アマゾンジャパンが本日3月9日に官報で昨年の決算公告を公表していました。そこで多くの人が把握しているけれども、アマゾンを利用するのは便利だからスルーしている出来事を改めて認識しました。
インターネット、特にNewsPicksなどの経済メディアでは何故か人気の無い楽天ですが、日本代表として応援したくなる人もいるはず。
アマゾンジャパンの業績
売上は316億円の営業利益は13億円か。利益率はそこまで高くなく、あまり儲かっていないな。
利益を出さずに、それを顧客に還元するのがアマゾンのポリシーだからな。日本でもそうか。
???
いやまてよ。なんでたったの316億円しか売上がない?
楽天でも7,000億円を超えているし、ZOZOTOWNを運営するスタートトゥデイも500億円を超えている。
別会社にでもついているのだろうか
アマゾンジャパン・ロジスティクスの業績
最近、Amazon Prime NOWとか短時間配送サービスなども強化しており、かなり倉庫費用に投資をしているアマゾン。アマゾンジャパンの販売業務に対して、ロジスティクス社に物流業務を任せている。
売上はアマゾンジャパンを上回る582億円だ。当期純利益もアマゾンジャパンの8億円に対して、13億円と利益はこちらのほうが出ている模様。とはいえ、ロジスティクスのほうは利益剰余金が12億円だから、これまでの投資を今年ようやく回収したタイミングのようです。
本当のアマゾンの日本での売上
少し回りくどい記載の仕方をしましたが、2016年1月29日に米国のアマゾン・ドット・コム本社が発表した数値によると日本の2015年の売上は82億ドルだったようです。前年比4.4%増でそれほど伸びていないと思いきや円安の影響があります。
82億ドルは2015年の年間平均為替レートの120円でみると約1兆円の9999億円。楽天の7,135億円を上回る業績です。
成長率も2014年の8300億円からなんとこの規模にして120%も成長しています。
Amazonはサーバなど別事業の売り上げが含まれるものの、それを言えば楽天も野球球団や金融事業など幅広い事業分野があります。Amazonは約1兆円の売上があると米国で公表しながらも、日本では販売・物流をあわせて公表している売上は898億円と10分の1以下。
日本で払っている法人税、住民税、事業税は10億円程度だ。
日本では利益をあまり上げていないから制度上仕方がないが、売上はアマゾンジャパンに満たない楽天の法人所得税費用は477億円とアマゾンを大きく上回る。
日本の利益がしっかりと日本ユーザに還元されているから、利益が出ていないのであれば、それは良いのかもしれない。しかし、その詳細は不明だ。
2009年には追徴課税が実施されたことも
東京国税局は約140億円の追徴課税処分をアマゾンに行ったことがある。2010年に日米双方の税務で協議し、決着はついたようですが最終的な金額はわかりません。

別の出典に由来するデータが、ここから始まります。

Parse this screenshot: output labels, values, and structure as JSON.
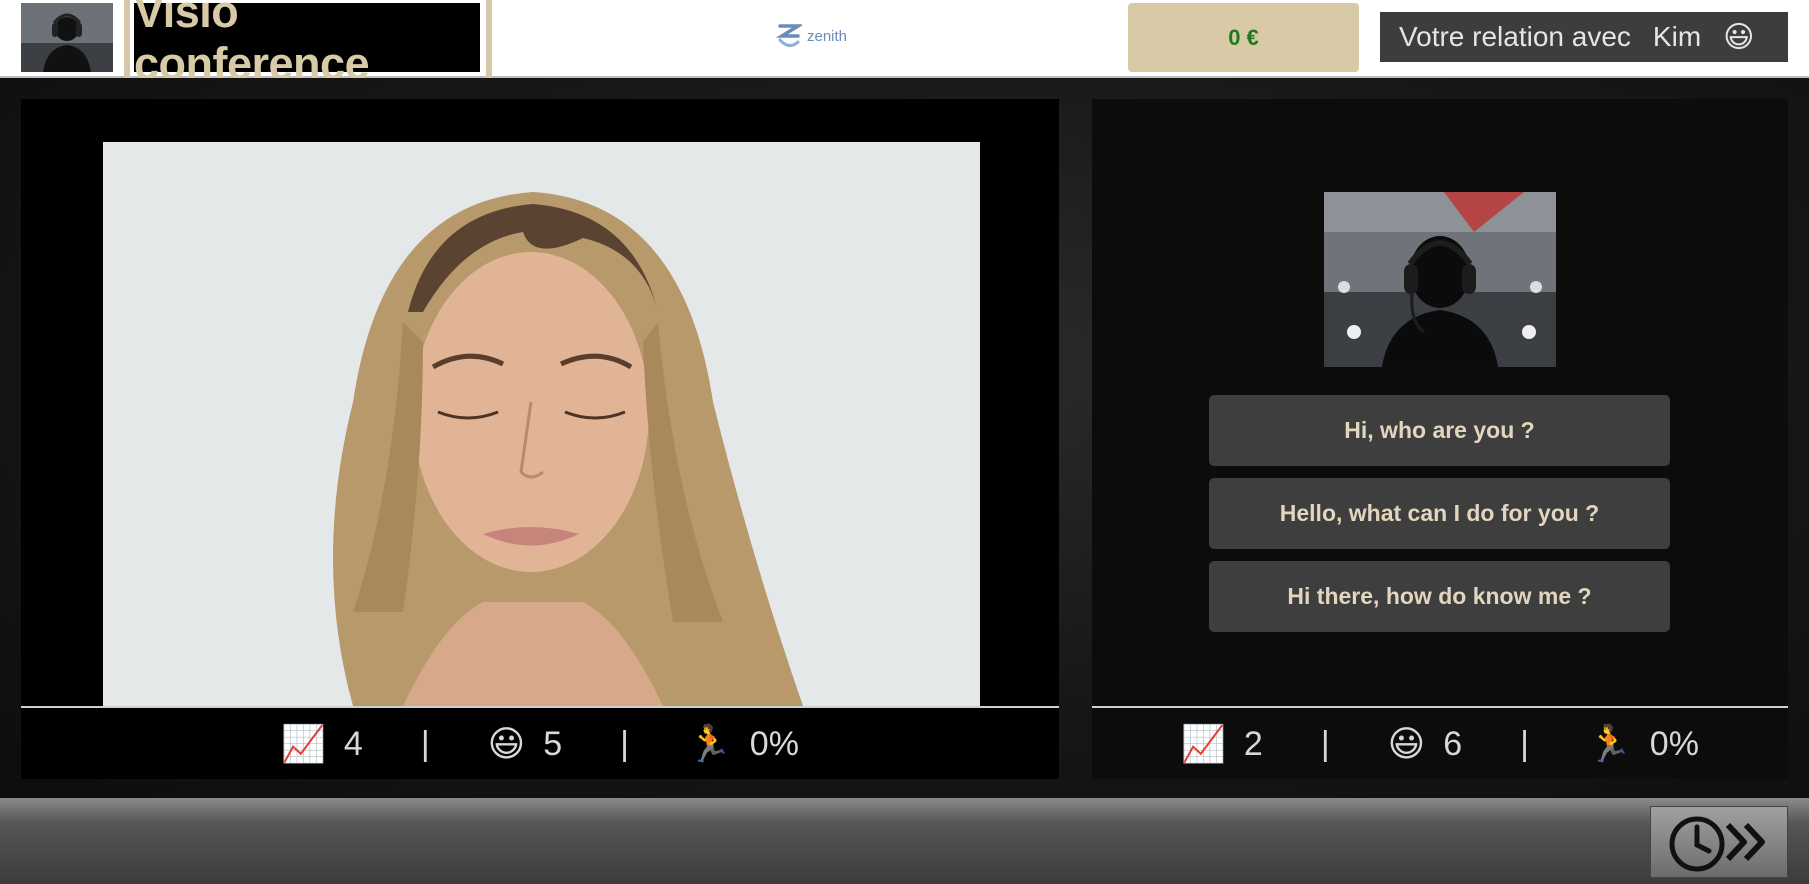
{
  "header": {
    "title": "Visio conference",
    "logo_text": "zenith",
    "money": "0 €",
    "relation_label": "Votre relation avec",
    "relation_name": "Kim",
    "relation_emoji": "😃"
  },
  "left_stats": {
    "trend_icon": "📈",
    "trend_value": "4",
    "mood_icon": "😃",
    "mood_value": "5",
    "run_icon": "🏃",
    "run_value": "0%",
    "separator": "|"
  },
  "right_stats": {
    "trend_icon": "📈",
    "trend_value": "2",
    "mood_icon": "😃",
    "mood_value": "6",
    "run_icon": "🏃",
    "run_value": "0%",
    "separator": "|"
  },
  "choices": [
    {
      "label": "Hi, who are you ?"
    },
    {
      "label": "Hello, what can I do for you ?"
    },
    {
      "label": "Hi there, how do know me ?"
    }
  ],
  "icons": {
    "skip": "clock-fast-forward-icon",
    "trend": "chart-increasing-icon",
    "mood": "smiley-icon",
    "run": "running-person-icon"
  }
}
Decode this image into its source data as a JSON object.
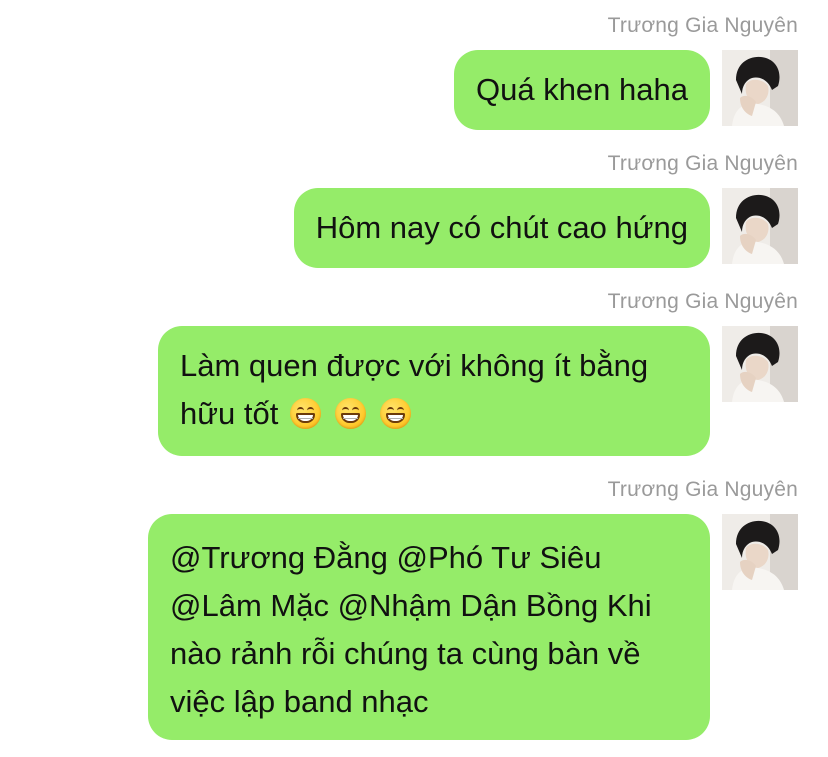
{
  "chat": {
    "messages": [
      {
        "sender": "Trương Gia Nguyên",
        "lines": [
          "Quá khen haha"
        ],
        "emoji_count": 0
      },
      {
        "sender": "Trương Gia Nguyên",
        "lines": [
          "Hôm nay có chút cao hứng"
        ],
        "emoji_count": 0
      },
      {
        "sender": "Trương Gia Nguyên",
        "lines": [
          "Làm quen được với không ít bằng",
          "hữu tốt"
        ],
        "emoji": "grinning-face-with-smiling-eyes",
        "emoji_count": 3
      },
      {
        "sender": "Trương Gia Nguyên",
        "lines": [
          "@Trương Đằng @Phó Tư Siêu",
          "@Lâm Mặc @Nhậm Dận Bồng Khi",
          "nào rảnh rỗi chúng ta cùng bàn về",
          "việc lập band nhạc"
        ],
        "emoji_count": 0
      }
    ]
  },
  "colors": {
    "bubble": "#95ec69",
    "sender_name": "#9a9a9a",
    "text": "#111111",
    "background": "#ffffff"
  }
}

法人税どころか、消費税すらかからなかった消費税法は昨年2015年10月から改正されましたが、これらの法人税の制度はいつ変わるのでしょうか。
ちなみに日本と米国と比べて、税率が米国のほうが必ずしも安いわけではない(なんなら平均して少し高い)ので、アマゾンが税率が安いからそうしているとは限りません。あくまでも日本での利益額が低いため、アマゾンジャパンの納税額は少ないのです。
ただアメリカと日本のアマゾンでどういう契約になっているかわかりませんが、日本でECの実態のあるアマゾンの売り上げが大幅に低く報告されているのは事実。

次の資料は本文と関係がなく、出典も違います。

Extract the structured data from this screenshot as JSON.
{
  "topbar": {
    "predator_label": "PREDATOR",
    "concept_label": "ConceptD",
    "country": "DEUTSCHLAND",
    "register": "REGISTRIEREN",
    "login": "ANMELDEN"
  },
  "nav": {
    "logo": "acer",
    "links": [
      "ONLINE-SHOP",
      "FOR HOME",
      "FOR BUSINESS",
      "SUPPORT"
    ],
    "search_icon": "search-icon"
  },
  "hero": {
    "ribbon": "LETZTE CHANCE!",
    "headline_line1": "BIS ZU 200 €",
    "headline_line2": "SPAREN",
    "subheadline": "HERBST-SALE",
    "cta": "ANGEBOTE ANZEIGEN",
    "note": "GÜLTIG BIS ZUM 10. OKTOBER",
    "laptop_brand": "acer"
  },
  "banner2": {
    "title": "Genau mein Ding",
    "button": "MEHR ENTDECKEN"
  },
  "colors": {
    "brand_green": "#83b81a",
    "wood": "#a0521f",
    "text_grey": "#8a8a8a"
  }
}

Amazonだけでなく、AppleやGoogleが日本のスマートフォンのプラットフォームを制している現在ではパズドラやモンストを利用するにも有料課金は決済手数料がただでさえ30%かかる。それに加え、税制的な違いがある中で日本企業が競争に勝てるのだろうか。
まとめると、これまでは消費者が商品を買い、それにより得られた税が、日本国民に還元されていました。今後は国内に還元されず、海外に流れる仕組みがインターネット化で推進される比率が高まるでしょう。
この流れに逆行して日本から海外の進出に積極的なのはソフトバンクや楽天、最近ではメルカリなどごく一部。DeNAやGREEも頑張ってほしい。本当に海外でも市場をとっているのはM&Aとはいえソフトバンクぐらいでしょうか。
海外攻略はなかなか難しいとしてサイバーエージェントは、ほとんど海外進出していないが、今年の藤田社長の肝入りの動画決戦を制したら、そろそろ海外に出てほしい。
アフリカなどに先行して進出し始めている日本が誇るユニコーン企業のDMMに個人的には期待しています。
少し考えさせられる決算内容でした。